# diy shooting sticks



## dandu005 (Mar 20, 2011)

I use two full length wood shafts, put side by side and put a rubber band around them wrapped multiple times 2 inches or so down from one end. Works great as a bipod that I use to cradle the ol 22-250 when hunting 'yotes.


----------



## codykrr (Feb 6, 2011)




----------



## Tunaboy (Oct 3, 2004)

Archery or gun?


----------



## swampboss (Sep 8, 2009)

I made some a few years back from an old crappie jig pole. I had a ground blind set up for my son during rifle season to ground hunt and needed them for a long lane on one side. It was the kind that telescope out. I took the two lower sections that were about 4 feet long and held them in the X position and used about 20 wraps of electrical tape in a crisscross on the joint about 4inches from the top. The tape will flex to fold down and holds them in place when you spread them out to shoot. You are able to adjust the height by spreading the legs . They are super light and durable and were the best price .... free !


----------



## jschulz70 (Dec 22, 2008)

Made these from fiberglass electric fence posts, castrating rings, & 1/8" sticky back foam. I also made some out of replacement tent poles with the internal bungee cords. They can be broken down & put in a back pack, but I don't have a pic of them.


----------



## kevinfoerster (Jul 10, 2009)

take two landscaping stakes, 4 feet long, line them up front and back, drill a hole through them both, put a bolt through them, and put a wing nut on the back somewhat tight, but loose enough so they will still open.


----------



## Sideways (Feb 13, 2006)

I read somewhere before where someone used the length of a hockey stick by ripping it down the middle then crossing and bolting the 2 halves back together.


----------



## gmwilkes (Apr 14, 2010)

i wiould say i would use a nut on the backside of the bolt that has the coating inside of it to hold it in place but still staying loose enough to use as a hinge... hope this helps.


----------



## mathewsulmx (Apr 3, 2010)

I took two half inch thick dowls and drilled a hole between both and bolted them together. Work great for me. Actually made two sets.


----------



## BrianD (Sep 28, 2009)

Half inch pvc however long you want and a drywall hanger.

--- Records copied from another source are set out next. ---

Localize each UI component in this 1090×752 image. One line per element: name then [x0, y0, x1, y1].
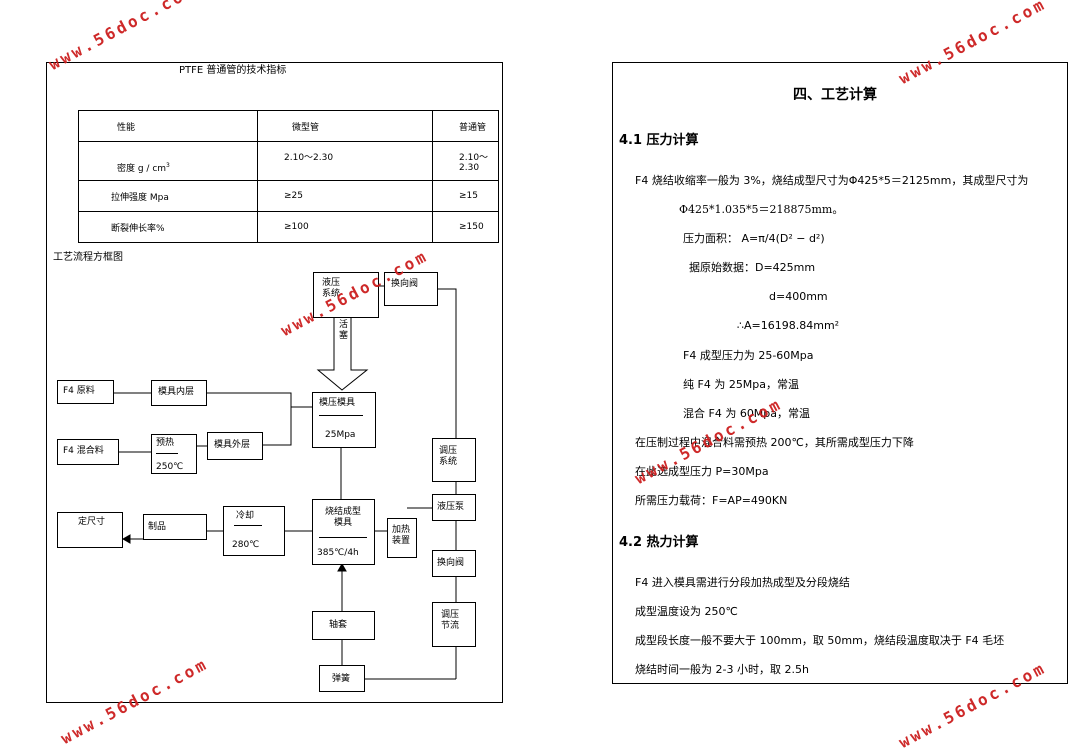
- cooling-rule: [234, 525, 262, 526]
- table-cell: ≥100: [257, 211, 433, 243]
- f4-raw-label: F4 原料: [63, 386, 95, 396]
- sinter-mold-rule: [319, 537, 367, 538]
- header-cell: 性能: [78, 110, 258, 142]
- sleeve-label: 轴套: [329, 620, 348, 630]
- press-mold-rule: [319, 415, 363, 416]
- s42-line: 烧结时间一般为 2-3 小时，取 2.5h: [635, 663, 809, 676]
- sizing-box: 定尺寸: [57, 512, 123, 548]
- spring-box: 弹簧: [319, 665, 365, 692]
- hydraulic-pump-box: 液压泵: [432, 494, 476, 521]
- sinter-mold-label: 烧结成型 模具: [324, 507, 361, 528]
- table-header-row: 性能 微型管 普通管: [78, 110, 499, 142]
- mold-inner-label: 模具内层: [158, 387, 195, 397]
- hydraulic-system-box: 液压 系统: [313, 272, 379, 318]
- product-box: 制品: [143, 514, 207, 540]
- s41-line: 所需压力载荷：F=AP=490KN: [635, 494, 788, 507]
- cooling-label: 冷却: [236, 511, 255, 521]
- reversing-valve-top-label: 换向阀: [391, 279, 419, 289]
- section-4-2-title: 4.2 热力计算: [619, 535, 699, 550]
- s41-line: 纯 F4 为 25Mpa，常温: [683, 378, 800, 391]
- sleeve-box: 轴套: [312, 611, 375, 640]
- mold-outer-label: 模具外层: [214, 440, 251, 450]
- s42-line: F4 进入模具需进行分段加热成型及分段烧结: [635, 576, 850, 589]
- s42-line: 成型段长度一般不要大于 100mm，取 50mm，烧结段温度取决于 F4 毛坯: [635, 634, 1005, 647]
- table-cell: 2.10～2.30: [432, 141, 499, 181]
- s41-line: 混合 F4 为 60Mpa，常温: [683, 407, 811, 420]
- s41-line: 据原始数据：D=425mm: [689, 261, 816, 274]
- s42-line: 成型温度设为 250℃: [635, 605, 738, 618]
- flow-title: 工艺流程方框图: [53, 252, 123, 263]
- mold-inner-box: 模具内层: [151, 380, 207, 406]
- preheat-temp: 250℃: [156, 462, 184, 472]
- sinter-mold-box: 烧结成型 模具 385℃/4h: [312, 499, 375, 565]
- heating-device-label: 加热 装置: [392, 525, 411, 546]
- heating-device-box: 加热 装置: [387, 518, 417, 558]
- pressure-reg-system-box: 调压 系统: [432, 438, 476, 482]
- flow-connectors: [114, 285, 457, 680]
- page-title: 四、工艺计算: [793, 87, 877, 103]
- left-page: PTFE 普通管的技术指标 性能 微型管 普通管 密度 g / cm3 2.10…: [46, 62, 503, 703]
- spring-label: 弹簧: [332, 674, 351, 684]
- pressure-throttle-box: 调压 节流: [432, 602, 476, 647]
- s41-line: ∴A=16198.84mm²: [737, 319, 840, 332]
- s41-line: F4 成型压力为 25-60Mpa: [683, 349, 814, 362]
- hydraulic-system-label: 液压 系统: [322, 278, 341, 299]
- table-row: 密度 g / cm3 2.10～2.30 2.10～2.30: [78, 141, 499, 181]
- s41-line: F4 烧结收缩率一般为 3%，烧结成型尺寸为Φ425*5＝2125mm，其成型尺…: [635, 174, 1029, 187]
- reversing-valve-bottom-label: 换向阀: [437, 558, 465, 568]
- preheat-rule: [156, 453, 178, 454]
- f4-raw-box: F4 原料: [57, 380, 114, 404]
- product-label: 制品: [148, 522, 167, 532]
- table-cell: 断裂伸长率%: [78, 211, 258, 243]
- cooling-temp: 280℃: [232, 540, 260, 550]
- section-4-1-title: 4.1 压力计算: [619, 133, 699, 148]
- sizing-label: 定尺寸: [78, 517, 106, 527]
- pressure-throttle-label: 调压 节流: [441, 610, 460, 631]
- s41-line: Φ425*1.035*5＝218875mm。: [679, 203, 844, 216]
- s41-line: 在压制过程中混合料需预热 200℃，其所需成型压力下降: [635, 436, 914, 449]
- s41-line: 在此选成型压力 P=30Mpa: [635, 465, 769, 478]
- press-mold-label: 模压模具: [319, 398, 356, 408]
- header-cell: 普通管: [432, 110, 499, 142]
- right-page: 四、工艺计算 4.1 压力计算 F4 烧结收缩率一般为 3%，烧结成型尺寸为Φ4…: [612, 62, 1068, 684]
- left-page-top-border: [47, 62, 502, 63]
- pressure-reg-system-label: 调压 系统: [439, 446, 458, 467]
- f4-mix-label: F4 混合料: [63, 446, 104, 456]
- table-cell: ≥150: [432, 211, 499, 243]
- hydraulic-pump-label: 液压泵: [437, 502, 465, 512]
- piston-label: 活 塞: [339, 320, 349, 341]
- preheat-box: 预热 250℃: [151, 434, 197, 474]
- reversing-valve-top-box: 换向阀: [384, 272, 438, 306]
- table-row: 断裂伸长率% ≥100 ≥150: [78, 211, 499, 243]
- table-cell: 2.10～2.30: [257, 141, 433, 181]
- f4-mix-box: F4 混合料: [57, 439, 119, 465]
- sinter-params: 385℃/4h: [317, 548, 359, 558]
- spec-table-title: PTFE 普通管的技术指标: [179, 65, 287, 76]
- cooling-box: 冷却 280℃: [223, 506, 285, 556]
- preheat-label: 预热: [156, 438, 175, 448]
- reversing-valve-bottom-box: 换向阀: [432, 550, 476, 577]
- spec-table: 性能 微型管 普通管 密度 g / cm3 2.10～2.30 2.10～2.3…: [78, 110, 499, 243]
- s41-line: d=400mm: [769, 290, 828, 303]
- press-mold-box: 模压模具 25Mpa: [312, 392, 376, 448]
- press-mold-value: 25Mpa: [325, 430, 356, 440]
- s41-line: 压力面积： A=π/4(D² − d²): [683, 232, 825, 245]
- mold-outer-box: 模具外层: [207, 432, 263, 460]
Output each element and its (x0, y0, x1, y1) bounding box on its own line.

Message spread by Paul Revere


----------



## nr33607 (Nov 6, 2011)

jschulz70 said:


> Made these from fiberglass electric fence posts, castrating rings, & 1/8" sticky back foam. I also made some out of replacement tent poles with the internal bungee cords. They can be broken down & put in a back pack, but I don't have a pic of them.


I made a set also out of the replacement tent poles, all I used to connect them together was one of the ends off the old solid rubber bungee chord. I also made a tripod out of bamboo stakes from the home improvement store and tied them togeter with a strip of bicycle innertube.


----------